Collin Anderson of the Washington Free Beacon details a piece of Democratic presidential contender Elizabeth Warren’s past that she might like to forget.

The Haverford School’s leafy campus, arched doorways, and neatly uniformed boys would seem to denote the sort of class and privilege that Sen. Elizabeth Warren (D., Mass.) has decried on the campaign trail.

That may be why Warren, confronted by a school-choice activist in November, denied that her kids had attended private schools. The 2020 Democratic hopeful insisted that “my kids went to public school”—a half-truth, at best, that obscures a reality at odds with her image as a scrappy public school teacher-turned-populist crusader.

While Warren’s daughter, Amelia Warren Tyagi, attended public schools for the entirety of her elementary and high school education, her son, Alex Warren, spent the majority of his formative years at one of the country’s most elite private schools, the Haverford School, according to yearbooks obtained by the Washington Free Beacon.

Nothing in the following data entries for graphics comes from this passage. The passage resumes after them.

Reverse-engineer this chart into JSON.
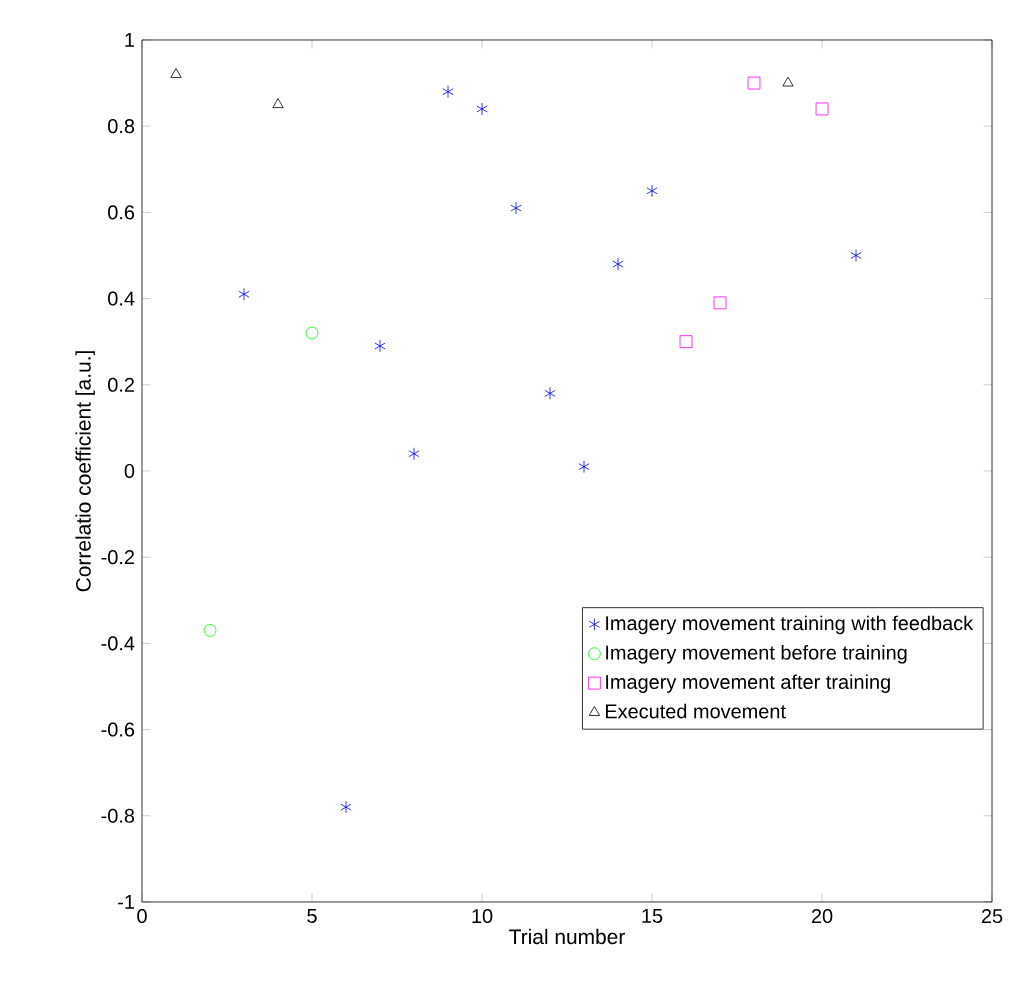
{
  "chart_data": {
    "type": "scatter",
    "xlabel": "Trial number",
    "ylabel": "Correlatio coefficient [a.u.]",
    "xlim": [
      0,
      25
    ],
    "ylim": [
      -1,
      1
    ],
    "xticks": [
      0,
      5,
      10,
      15,
      20,
      25
    ],
    "yticks": [
      -1,
      -0.8,
      -0.6,
      -0.4,
      -0.2,
      0,
      0.2,
      0.4,
      0.6,
      0.8,
      1
    ],
    "grid": false,
    "legend": "bottom right",
    "series": [
      {
        "name": "Imagery movement training with feedback",
        "color": "#0000ff",
        "marker": "cross",
        "x": [
          3,
          6,
          7,
          8,
          9,
          10,
          11,
          12,
          13,
          14,
          15,
          21
        ],
        "values": [
          0.41,
          -0.78,
          0.29,
          0.04,
          0.88,
          0.84,
          0.61,
          0.18,
          0.01,
          0.48,
          0.65,
          0.5
        ]
      },
      {
        "name": "Imagery movement before training",
        "color": "#00ff00",
        "marker": "circle",
        "x": [
          2,
          5
        ],
        "values": [
          -0.37,
          0.32
        ]
      },
      {
        "name": "Imagery movement after training",
        "color": "#ff00ff",
        "marker": "square",
        "x": [
          16,
          17,
          18,
          20
        ],
        "values": [
          0.3,
          0.39,
          0.9,
          0.84
        ]
      },
      {
        "name": "Executed movement",
        "color": "#000000",
        "marker": "triangle",
        "x": [
          1,
          4,
          19
        ],
        "values": [
          0.92,
          0.85,
          0.9
        ]
      }
    ]
  }
}
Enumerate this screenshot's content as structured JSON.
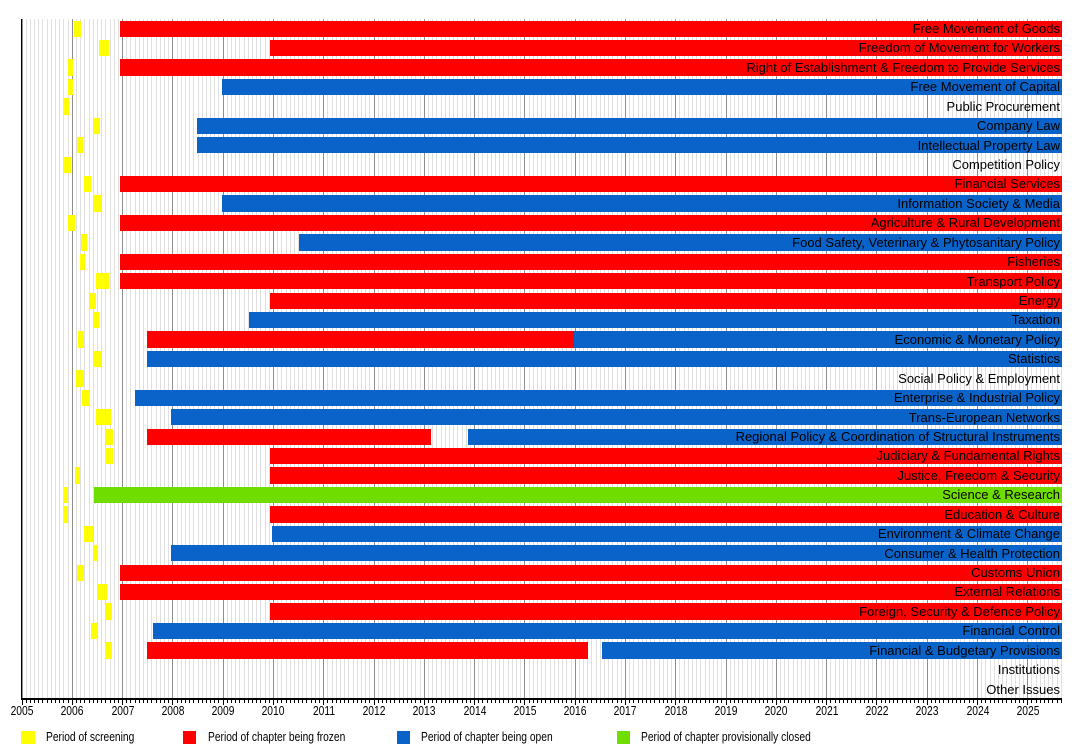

Located in suburban Philadelphia, the all-boys college preparatory school employs a “rigorous liberal arts curriculum” that recognizes boys’ “innate competitiveness,” according to the school’s website. High school tuition runs $39,500 a year. …

… Alex Warren attended the school for six years, from 1988—when he began as a sixth grader—until his graduation in 1994, the yearbooks show. He spent his junior year in Boston when Warren accepted an invitation to teach at Harvard Law School for a year in 1992. In her book A Fighting Chance, Warren wrote that her son “took the opportunity to reinvent himself at a new high school.”